If you design for mobile, you design for both iOS and Android. Here's everything you need to know about the key design decisions.

**Navigation patterns**

iOS lives in tabs at the bottom. Android lives in navigation drawers and bottom navigation. The key insight: both platforms have converged on bottom navigation as the primary pattern for consumer apps, but the back button behaviour is fundamentally different.

**Type scale**

iOS uses San Francisco. Android uses Roboto. Neither can be overridden meaningfully. Design your type hierarchy to work with the system font, not against it.

**Gesture navigation**

iOS has had gesture navigation since 2017. Android has had it since 2019. Both platforms have effectively eliminated the navigation bar for most use cases.
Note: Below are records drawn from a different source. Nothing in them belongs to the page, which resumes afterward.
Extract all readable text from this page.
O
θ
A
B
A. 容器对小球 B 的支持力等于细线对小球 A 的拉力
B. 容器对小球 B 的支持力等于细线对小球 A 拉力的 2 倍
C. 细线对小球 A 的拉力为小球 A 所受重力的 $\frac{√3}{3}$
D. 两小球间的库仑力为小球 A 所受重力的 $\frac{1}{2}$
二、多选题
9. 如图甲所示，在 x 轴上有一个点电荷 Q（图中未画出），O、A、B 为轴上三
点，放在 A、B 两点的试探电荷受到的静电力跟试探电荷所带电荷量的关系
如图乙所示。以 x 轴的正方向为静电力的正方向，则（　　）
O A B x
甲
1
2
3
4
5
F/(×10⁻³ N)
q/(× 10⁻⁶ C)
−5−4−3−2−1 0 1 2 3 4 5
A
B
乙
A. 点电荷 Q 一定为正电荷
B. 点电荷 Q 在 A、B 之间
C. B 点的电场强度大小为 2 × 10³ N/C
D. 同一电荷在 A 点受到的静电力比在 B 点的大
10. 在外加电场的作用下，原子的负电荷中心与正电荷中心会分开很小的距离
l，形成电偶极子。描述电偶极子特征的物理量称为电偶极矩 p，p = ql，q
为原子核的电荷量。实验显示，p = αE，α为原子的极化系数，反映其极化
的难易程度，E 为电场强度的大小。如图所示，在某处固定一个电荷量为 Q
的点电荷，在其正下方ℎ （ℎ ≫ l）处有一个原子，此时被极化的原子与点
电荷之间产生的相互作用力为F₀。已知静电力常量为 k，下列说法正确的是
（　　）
Design for swipe-from-edge navigation on both.

**The home indicator (iOS) and navigation bar (Android)**

Both platforms have a persistent element at the bottom of the screen. Account for it in every full-screen experience. Ignoring it produces janky UIs that clip content.

**Material You vs Human Interface Guidelines**

The philosophical difference: Material You is more prescriptive and component-driven. HIG is more principle-driven. Material You assumes you're using Android's components. HIG assumes you're building native.

**The practical advice**

Design for one platform first and adapt. Start with iOS if your target demographic is urban, premium. Start with Android if your target is broader Indian market (75%+ of Indian smartphones are Android).